Taxing Sugary Drinks in Philadelphia
For those that don’t know, the City of Philadelphia is in need of some serious cash. Lower-than-expected tax revenues and increased expenses (such as with snow removal) has led to a budget shortfall. So, one of the potential proposed remedies, along with a trash pickup fee, is a soda tax.
What’s a soda tax? For our purposes, it’s a tax of two cents per ounce of sugary drinks. It may not sound like much, but if it were applied, a 75 cent 12 ounce can of soda now becomes 99 cents. That two liter bottle now costs about 68 cents more in city tax alone. A six pack of 12 ounce cans is now $1.44 more.

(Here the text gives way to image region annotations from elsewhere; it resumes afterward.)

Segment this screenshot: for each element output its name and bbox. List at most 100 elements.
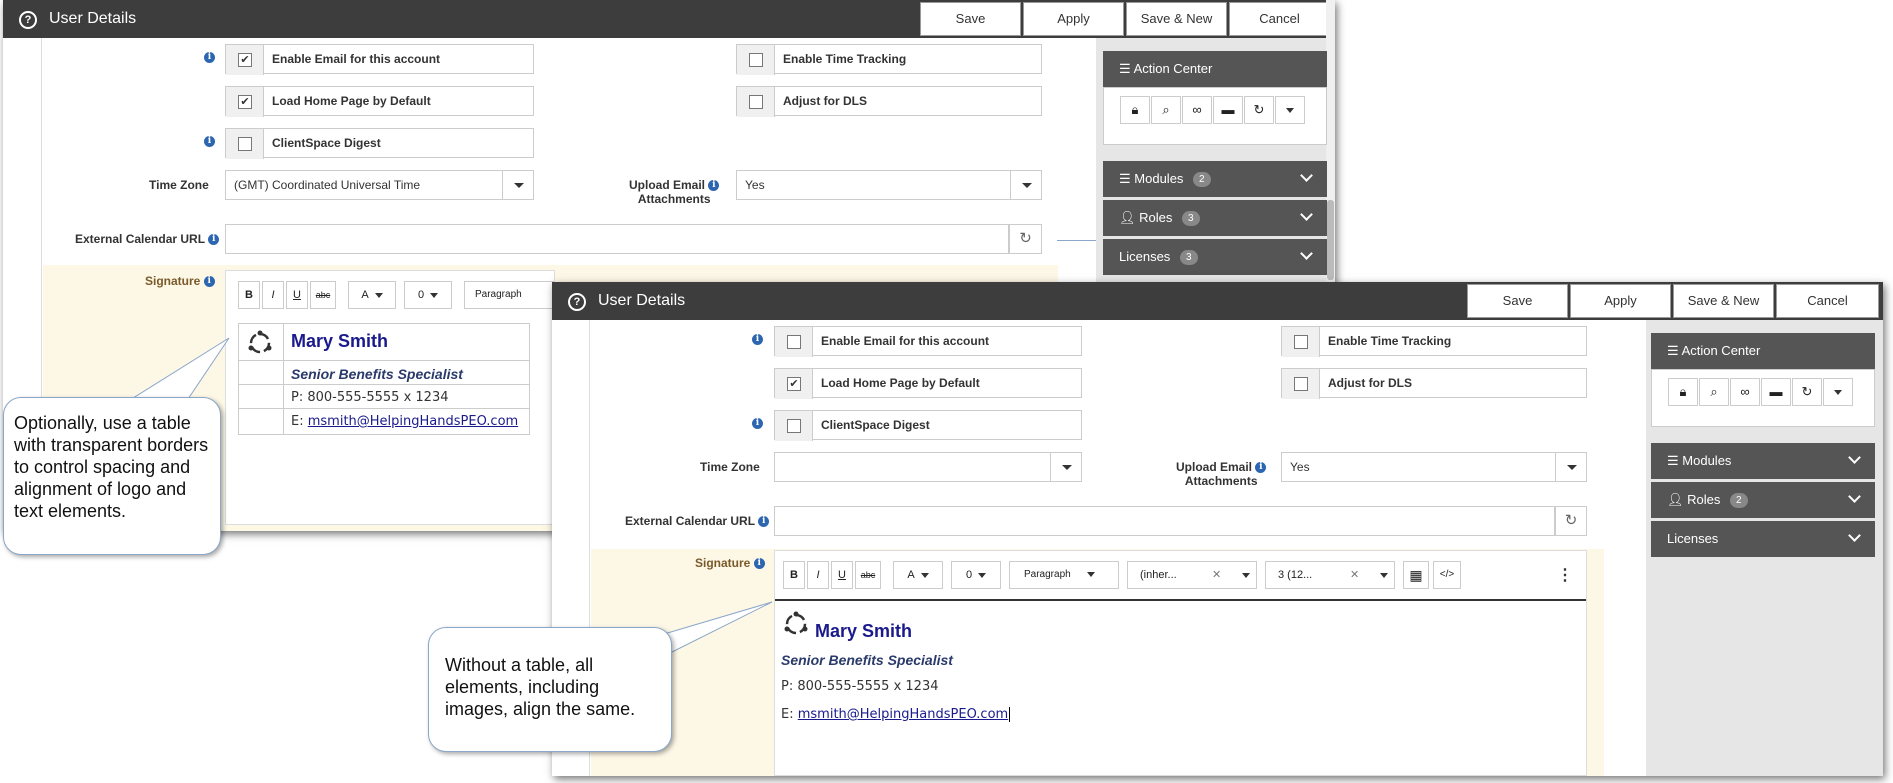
info-icon[interactable]: i: [753, 558, 765, 570]
modules-panel[interactable]: ☰ Modules: [1651, 443, 1875, 479]
paragraph-select[interactable]: Paragraph: [464, 281, 554, 309]
italic-button[interactable]: I: [262, 281, 284, 309]
external-calendar-input[interactable]: [774, 506, 1555, 536]
enable-email-checkbox[interactable]: [787, 335, 801, 349]
highlight-button[interactable]: 0: [951, 561, 1001, 589]
info-icon[interactable]: i: [203, 276, 215, 288]
time-zone-select[interactable]: [774, 452, 1082, 482]
info-icon[interactable]: i: [204, 136, 215, 147]
adjust-dls-checkbox-field[interactable]: Adjust for DLS: [736, 86, 1042, 117]
signature-email-link[interactable]: msmith@HelpingHandsPEO.com: [308, 414, 518, 429]
table-icon[interactable]: ▦: [1403, 561, 1429, 589]
digest-checkbox-field[interactable]: ClientSpace Digest: [225, 128, 534, 159]
time-tracking-checkbox[interactable]: [1294, 335, 1308, 349]
roles-panel[interactable]: 👤︎ Roles 2: [1651, 482, 1875, 518]
folder-icon[interactable]: ▬: [1761, 378, 1791, 406]
cancel-button[interactable]: Cancel: [1229, 2, 1330, 36]
font-color-button[interactable]: A: [893, 561, 943, 589]
time-tracking-checkbox[interactable]: [749, 53, 763, 67]
digest-checkbox-field[interactable]: ClientSpace Digest: [774, 410, 1082, 441]
info-icon[interactable]: i: [752, 334, 763, 345]
action-center-header[interactable]: ☰ Action Center: [1651, 333, 1875, 369]
adjust-dls-checkbox[interactable]: [749, 95, 763, 109]
more-dropdown-button[interactable]: [1823, 378, 1853, 406]
more-options-icon[interactable]: ⋮: [1557, 565, 1573, 585]
time-tracking-checkbox-field[interactable]: Enable Time Tracking: [736, 44, 1042, 75]
info-icon[interactable]: i: [1255, 462, 1267, 474]
adjust-dls-checkbox[interactable]: [1294, 377, 1308, 391]
save-new-button[interactable]: Save & New: [1673, 284, 1774, 318]
licenses-panel[interactable]: Licenses: [1651, 521, 1875, 557]
load-home-checkbox[interactable]: ✔: [787, 377, 801, 391]
search-icon[interactable]: ⌕: [1699, 378, 1729, 406]
load-home-checkbox-field[interactable]: ✔ Load Home Page by Default: [225, 86, 534, 117]
glasses-icon[interactable]: ∞: [1730, 378, 1760, 406]
enable-email-checkbox-field[interactable]: ✔ Enable Email for this account: [225, 44, 534, 75]
underline-button[interactable]: U: [286, 281, 308, 309]
lock-icon[interactable]: 🔒︎: [1120, 96, 1150, 124]
time-zone-dropdown-button[interactable]: [502, 171, 533, 199]
info-icon[interactable]: i: [758, 516, 770, 528]
cancel-button[interactable]: Cancel: [1776, 284, 1879, 318]
info-icon[interactable]: i: [708, 180, 720, 192]
time-zone-dropdown-button[interactable]: [1050, 453, 1081, 481]
signature-email-link[interactable]: msmith@HelpingHandsPEO.com: [798, 707, 1008, 722]
more-dropdown-button[interactable]: [1275, 96, 1305, 124]
save-button[interactable]: Save: [1467, 284, 1568, 318]
apply-button[interactable]: Apply: [1570, 284, 1671, 318]
adjust-dls-checkbox-field[interactable]: Adjust for DLS: [1281, 368, 1587, 399]
font-size-select[interactable]: 3 (12... ✕: [1265, 561, 1395, 589]
info-icon[interactable]: i: [752, 418, 763, 429]
italic-button[interactable]: I: [807, 561, 829, 589]
enable-email-checkbox-field[interactable]: Enable Email for this account: [774, 326, 1082, 357]
modules-panel[interactable]: ☰ Modules 2: [1103, 161, 1327, 197]
save-new-button[interactable]: Save & New: [1126, 2, 1227, 36]
refresh-icon[interactable]: ↻: [1244, 96, 1274, 124]
time-zone-select[interactable]: (GMT) Coordinated Universal Time: [225, 170, 534, 200]
folder-icon[interactable]: ▬: [1213, 96, 1243, 124]
licenses-panel[interactable]: Licenses 3: [1103, 239, 1327, 275]
code-view-button[interactable]: </>: [1433, 561, 1461, 589]
font-color-button[interactable]: A: [348, 281, 396, 309]
upload-dropdown-button[interactable]: [1555, 453, 1586, 481]
refresh-icon[interactable]: ↻: [1792, 378, 1822, 406]
bold-button[interactable]: B: [238, 281, 260, 309]
enable-email-checkbox[interactable]: ✔: [238, 53, 252, 67]
clear-icon[interactable]: ✕: [1212, 562, 1221, 588]
refresh-icon[interactable]: ↻: [1009, 224, 1042, 254]
digest-checkbox[interactable]: [787, 419, 801, 433]
apply-button[interactable]: Apply: [1023, 2, 1124, 36]
upload-attachments-select[interactable]: Yes: [736, 170, 1042, 200]
search-icon[interactable]: ⌕: [1151, 96, 1181, 124]
underline-button[interactable]: U: [831, 561, 853, 589]
lock-icon[interactable]: 🔒︎: [1668, 378, 1698, 406]
action-center-header[interactable]: ☰ Action Center: [1103, 51, 1327, 87]
glasses-icon[interactable]: ∞: [1182, 96, 1212, 124]
highlight-button[interactable]: 0: [404, 281, 452, 309]
info-icon[interactable]: i: [204, 52, 215, 63]
roles-panel[interactable]: 👤︎ Roles 3: [1103, 200, 1327, 236]
bold-button[interactable]: B: [783, 561, 805, 589]
signature-editor[interactable]: B I U abc A 0 Paragraph (inher... ✕ 3 (12…: [774, 550, 1587, 776]
paragraph-label: Paragraph: [1024, 569, 1071, 580]
refresh-icon[interactable]: ↻: [1555, 506, 1587, 536]
digest-checkbox[interactable]: [238, 137, 252, 151]
upload-dropdown-button[interactable]: [1010, 171, 1041, 199]
help-icon[interactable]: ?: [568, 293, 586, 311]
paragraph-select[interactable]: Paragraph: [1009, 561, 1119, 589]
strikethrough-button[interactable]: abc: [310, 281, 336, 309]
scrollbar-thumb[interactable]: [1327, 200, 1334, 280]
signature-editor[interactable]: B I U abc A 0 Paragraph Mary Smith Senio…: [225, 270, 555, 525]
help-icon[interactable]: ?: [19, 11, 37, 29]
save-button[interactable]: Save: [920, 2, 1021, 36]
load-home-checkbox[interactable]: ✔: [238, 95, 252, 109]
chevron-down-icon: [1022, 183, 1032, 188]
clear-icon[interactable]: ✕: [1350, 562, 1359, 588]
time-tracking-checkbox-field[interactable]: Enable Time Tracking: [1281, 326, 1587, 357]
load-home-checkbox-field[interactable]: ✔ Load Home Page by Default: [774, 368, 1082, 399]
font-family-select[interactable]: (inher... ✕: [1127, 561, 1257, 589]
info-icon[interactable]: i: [208, 234, 220, 246]
strikethrough-button[interactable]: abc: [855, 561, 881, 589]
upload-attachments-select[interactable]: Yes: [1281, 452, 1587, 482]
external-calendar-input[interactable]: [225, 224, 1009, 254]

Needless to say, this proposed measure, which is expected to raise about $77 million a year, has not generated a positive reaction. Still, it’s becoming part of the growing trend of taxing “sins.” Last year, there was a proposed federal tax on soft drinks that was defeated. Subsequently, about twelve states including California and New York have proposed alterations to how soda is taxed. Chicago now taxes soda by three percent. The reasoning is supposedly based in health: New York justifies the tax proposal by noting the public health crisis of obesity and how sugared beverages contribute to obesity. I’m sure the potential $465 million it could raise was an afterthought.
Still, the soda tax seems more likely than not to come to fruition. Now, if it’s the difference that prevents closed libraries and shut down city services, then I’m all for it. Then again, I haven’t had any soda in sixteen years, so maybe I just am not as affected.